The masks have come in many flavours: Christianity (Anglican, Orthodox, Evangelical, Fundamentalist), Buddhist, Agnostic, Tibetan Buddhist, Scientific (Cosmological, Astrophysical, Psychological), Poetical, Artistic, Philosophical, Political, and Zen of various persuasions.
And those are only the ones bearing on beliefs or spiritual practices.
There are also the many hats I have worn: breadwinner, husband, father, citizen, family chauffeur, son, student, etc.. These roles are much more enduring than my adherence to any belief system or spiritual practice. Although the beliefs and practices have a form of constancy in that they keep cycling round and round in a sort of spiral.
Most of my masks or personas fail to satisfy as I become aware of their shortcomings. And it seems my enquiring mind never fails to find the inevitable shortcomings in any belief system. The result is that it is hard for me to settle down in one belief system for long. I am too full of questions! This is confusing and frustrating for some who wish I were more predictable.
I have often jokingly called myself “The Midnight Christian” because I would read the Bible late at night and remake a committment to Jesus only to wake up the next morning feeling very Zen again.
But I now seem to have settled into a role of “pursuer of many questions” and it seems a very comfortable fit for now. Will I succumb to the temptation of falling for the security of a fixed and rigid belief system again? Only time will tell where the spiral will lead. But now that I am looking at my life from the more meta-level of questioning the very nature of beliefs, and how we get hooked, I think it would be hard to take any one system too seriously. Let the questions rule!
17 Jul 2010
by Bruce (born 2b me)
in good questions, who am I ?
Tags: authenticity, basic goodness, core, don't know, God, heart, Holy Spirit, integrity, prayer, search for truth, social conditioning, what's it all about?, who am I?
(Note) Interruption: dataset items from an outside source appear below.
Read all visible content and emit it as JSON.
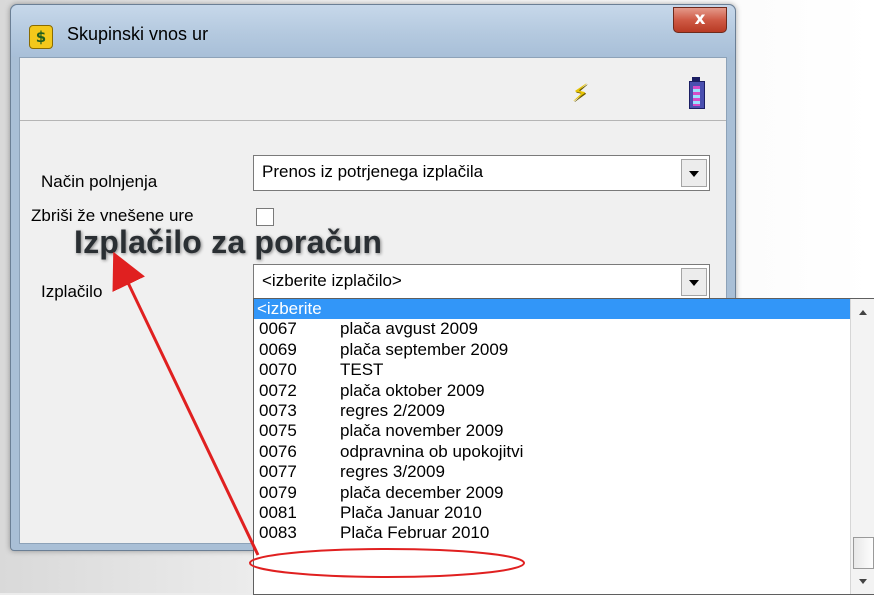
{
  "window": {
    "title": "Skupinski vnos ur",
    "app_icon": "money-bag-icon",
    "close_label": "x"
  },
  "toolbar": {
    "execute_icon": "lightning-bolt-icon",
    "exit_icon": "exit-door-icon"
  },
  "form": {
    "fill_method_label": "Način polnjenja",
    "fill_method_value": "Prenos iz potrjenega izplačila",
    "delete_entered_label": "Zbriši že vnešene ure",
    "delete_entered_checked": false,
    "payout_label": "Izplačilo",
    "payout_value": "<izberite izplačilo>"
  },
  "annotation": {
    "text": "Izplačilo za poračun",
    "arrow_color": "#e02020",
    "circle_color": "#e02020"
  },
  "dropdown": {
    "selected_index": 0,
    "items": [
      {
        "code": "<izberite",
        "name": ""
      },
      {
        "code": "0067",
        "name": "plača avgust 2009"
      },
      {
        "code": "0069",
        "name": "plača september 2009"
      },
      {
        "code": "0070",
        "name": "TEST"
      },
      {
        "code": "0072",
        "name": "plača oktober 2009"
      },
      {
        "code": "0073",
        "name": "regres 2/2009"
      },
      {
        "code": "0075",
        "name": "plača november 2009"
      },
      {
        "code": "0076",
        "name": "odpravnina ob upokojitvi"
      },
      {
        "code": "0077",
        "name": "regres 3/2009"
      },
      {
        "code": "0079",
        "name": "plača december 2009"
      },
      {
        "code": "0081",
        "name": "Plača Januar 2010"
      },
      {
        "code": "0083",
        "name": "Plača Februar 2010"
      }
    ]
  },
  "colors": {
    "selection": "#3296f8",
    "title_bar": "#b4c9df",
    "close_button": "#cf5a45"
  }
}
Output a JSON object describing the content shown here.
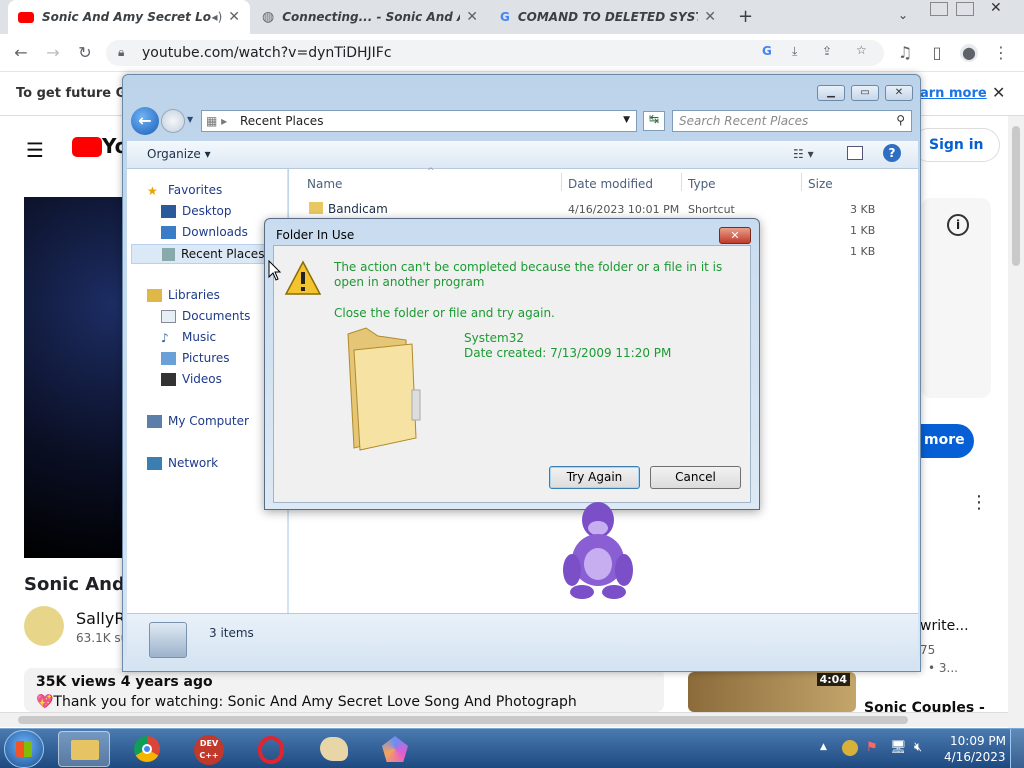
{
  "browser": {
    "tabs": [
      {
        "title": "Sonic And Amy Secret Lo",
        "active": true,
        "audio": true
      },
      {
        "title": "Connecting... - Sonic And Am",
        "active": false
      },
      {
        "title": "COMAND TO DELETED SYST",
        "active": false
      }
    ],
    "new_tab": "+",
    "url": "youtube.com/watch?v=dynTiDHJIFc",
    "infobar_text": "To get future Go",
    "infobar_link": "arn more"
  },
  "youtube": {
    "signin": "Sign in",
    "more_btn": "more",
    "title": "Sonic And A",
    "channel": "SallyR",
    "subs": "63.1K su",
    "stats": "35K views  4 years ago",
    "description": "💖Thank you for watching: Sonic And Amy Secret Love Song And Photograph",
    "side_texts": [
      "write...",
      "75",
      "• 3...",
      "Sonic Couples -"
    ],
    "duration": "4:04"
  },
  "explorer": {
    "breadcrumb": "Recent Places",
    "search_placeholder": "Search Recent Places",
    "organize": "Organize",
    "nav": {
      "favorites": "Favorites",
      "desktop": "Desktop",
      "downloads": "Downloads",
      "recent": "Recent Places",
      "libraries": "Libraries",
      "documents": "Documents",
      "music": "Music",
      "pictures": "Pictures",
      "videos": "Videos",
      "computer": "My Computer",
      "network": "Network"
    },
    "columns": {
      "name": "Name",
      "date": "Date modified",
      "type": "Type",
      "size": "Size"
    },
    "rows": [
      {
        "name": "Bandicam",
        "date": "4/16/2023 10:01 PM",
        "type": "Shortcut",
        "size": "3 KB"
      },
      {
        "name": "",
        "date": "",
        "type": "",
        "size": "1 KB"
      },
      {
        "name": "",
        "date": "",
        "type": "",
        "size": "1 KB"
      }
    ],
    "status": "3 items"
  },
  "dialog": {
    "title": "Folder In Use",
    "message": "The action can't be completed because the folder or a file in it is open in another program",
    "hint": "Close the folder or file and try again.",
    "item_name": "System32",
    "item_date": "Date created: 7/13/2009 11:20 PM",
    "try_again": "Try Again",
    "cancel": "Cancel"
  },
  "taskbar": {
    "time": "10:09 PM",
    "date": "4/16/2023"
  },
  "colors": {
    "dialog_text": "#1b9a32",
    "taskbar": "#1e4a80",
    "yt_red": "#ff0000"
  }
}
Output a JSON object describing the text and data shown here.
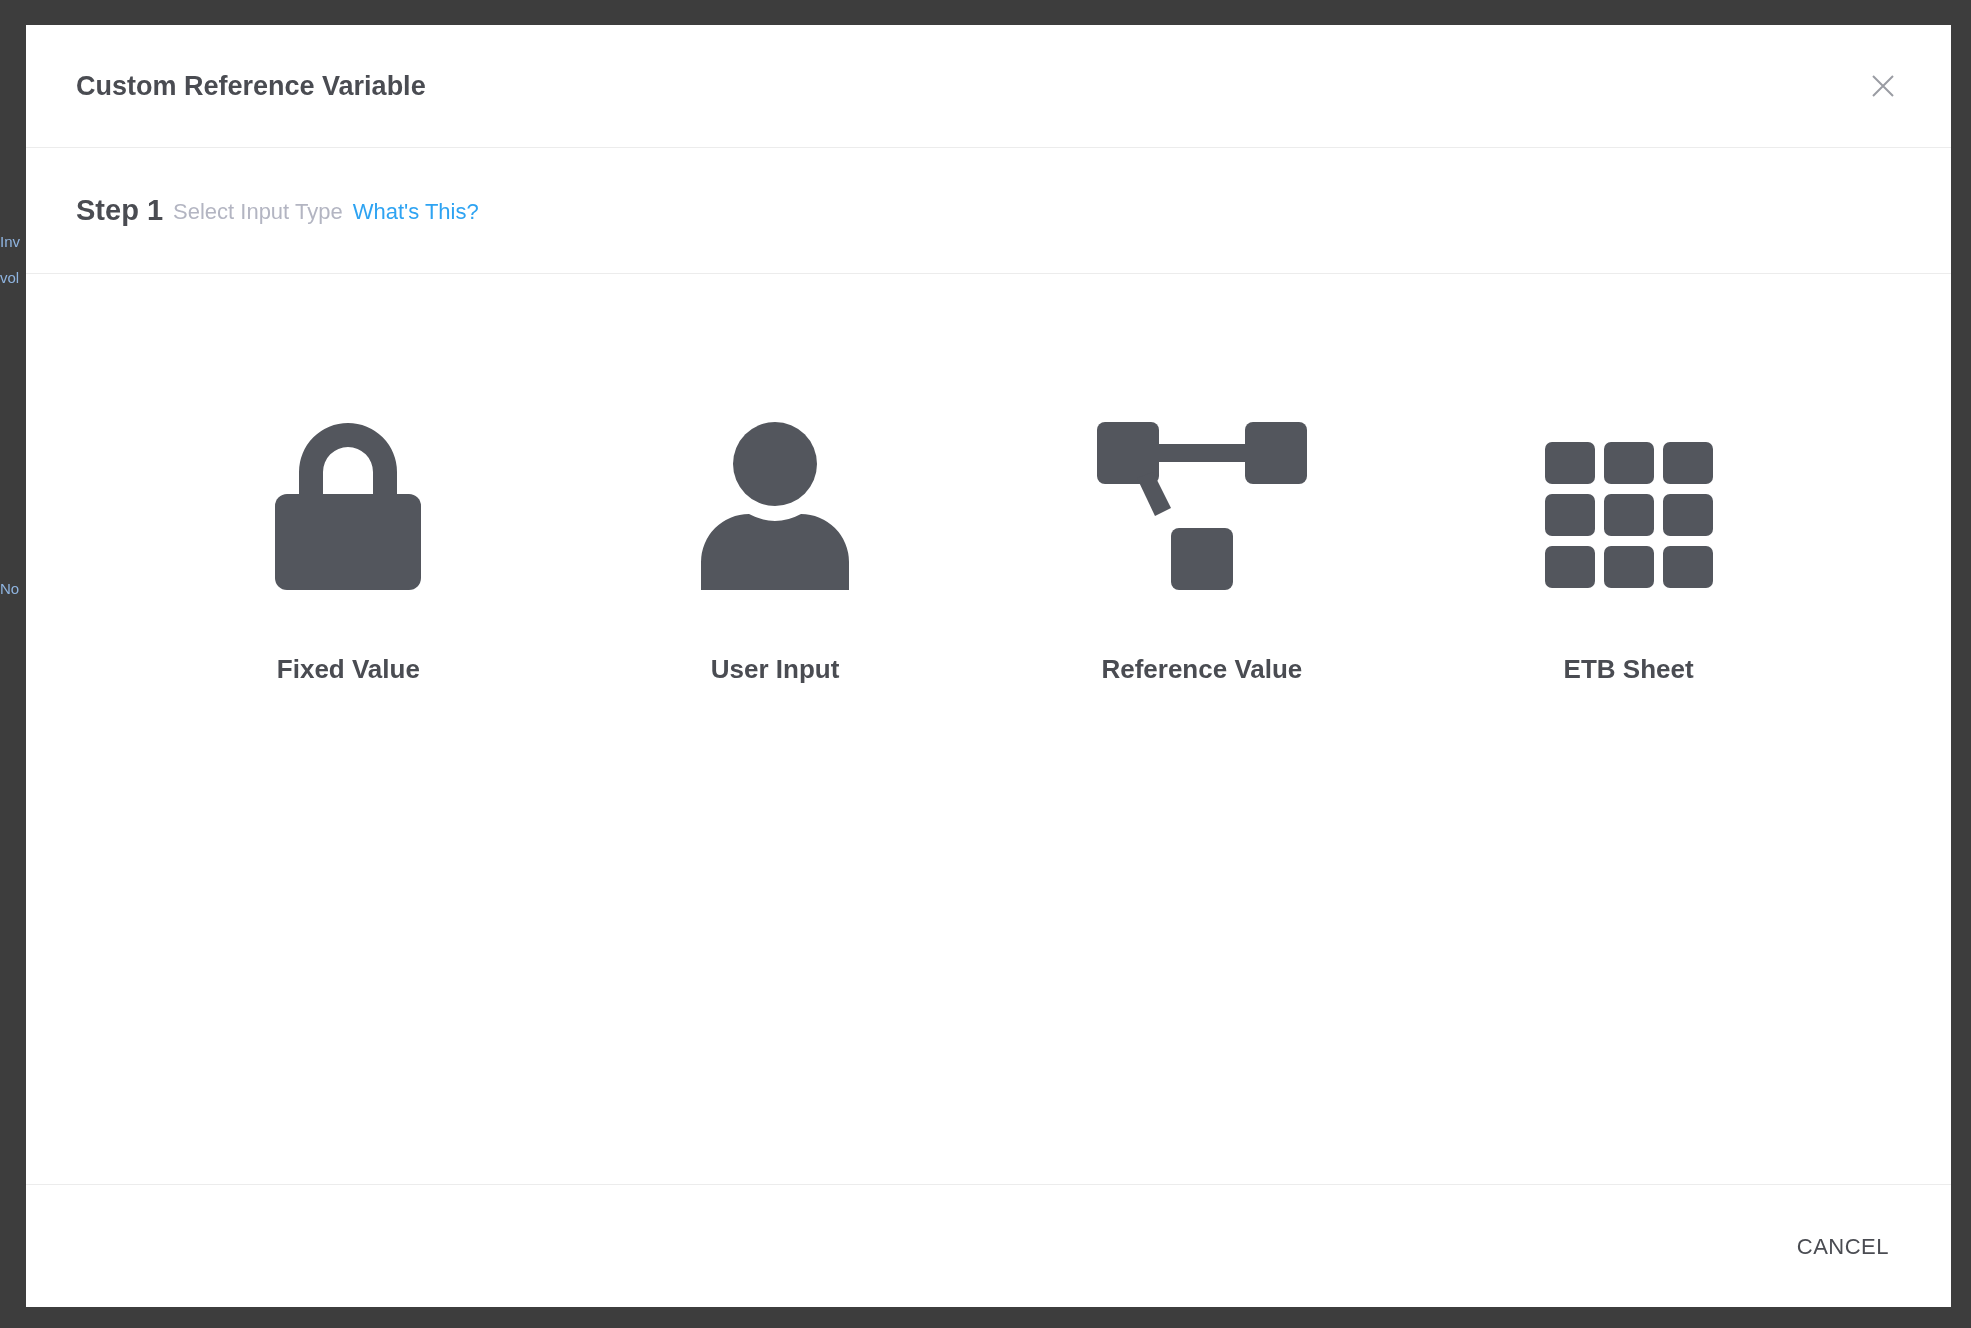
{
  "backdrop": {
    "fragments": [
      "Inv",
      "vol",
      "No"
    ]
  },
  "dialog": {
    "title": "Custom Reference Variable",
    "step": {
      "label": "Step 1",
      "instruction": "Select Input Type",
      "help_link": "What's This?"
    },
    "options": [
      {
        "kind": "lock",
        "label": "Fixed Value"
      },
      {
        "kind": "user",
        "label": "User Input"
      },
      {
        "kind": "tree",
        "label": "Reference Value"
      },
      {
        "kind": "grid",
        "label": "ETB Sheet"
      }
    ],
    "buttons": [
      "CANCEL"
    ]
  }
}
On this blog I hope to explore just how much of me is authentic, genuine, real, and how much is the result of social conditioning, programming, and religious or political indoctrination.
Who am I ? That’s a good question. I am often convinced that I know the answer, only to find out shortly thereafter that I don’t know.
Is there a “god”? Integral to this search will be an exploration of whether or not there is a “god” and, if there is one, what his/her nature may be like. Part of that will be an examination of whether or not prayer “works” and if so in what way and for whom.
Where do I come from? Why am I here? Where am I going? I anticipate looking at these questions as part of my search for who I am.
Of what does my “core” consist? Is there at my core a “Basic Goodness” as the Shambhala Buddhists teach? Is there “That which is of God in every (hu)man” as the Quakers claim? Is there a line separating good from evil running through my heart as Solzhenitsyn believed? Am I the temple of the Holy Spirit as St. Paul proclaimed? Is my heart of hearts good, or, as Calvin taught, totally depraved? Will something survive death?
Can words ever capture or describe reality? If not, then this whole blog will be just noise – a very real possibility!
Will you join me in my search for “me”? Please comment on my posts. I welcome, and I am sure I will benefit from, your criticisms, comments, knowledge, suggestions, wisdom, experience.
I make no claim to “know” anything so please don’t let anything I may say spoil your own faith. What I write is just “opinion”. Take it as such. I may change my opinions almost daily! That has been my habit.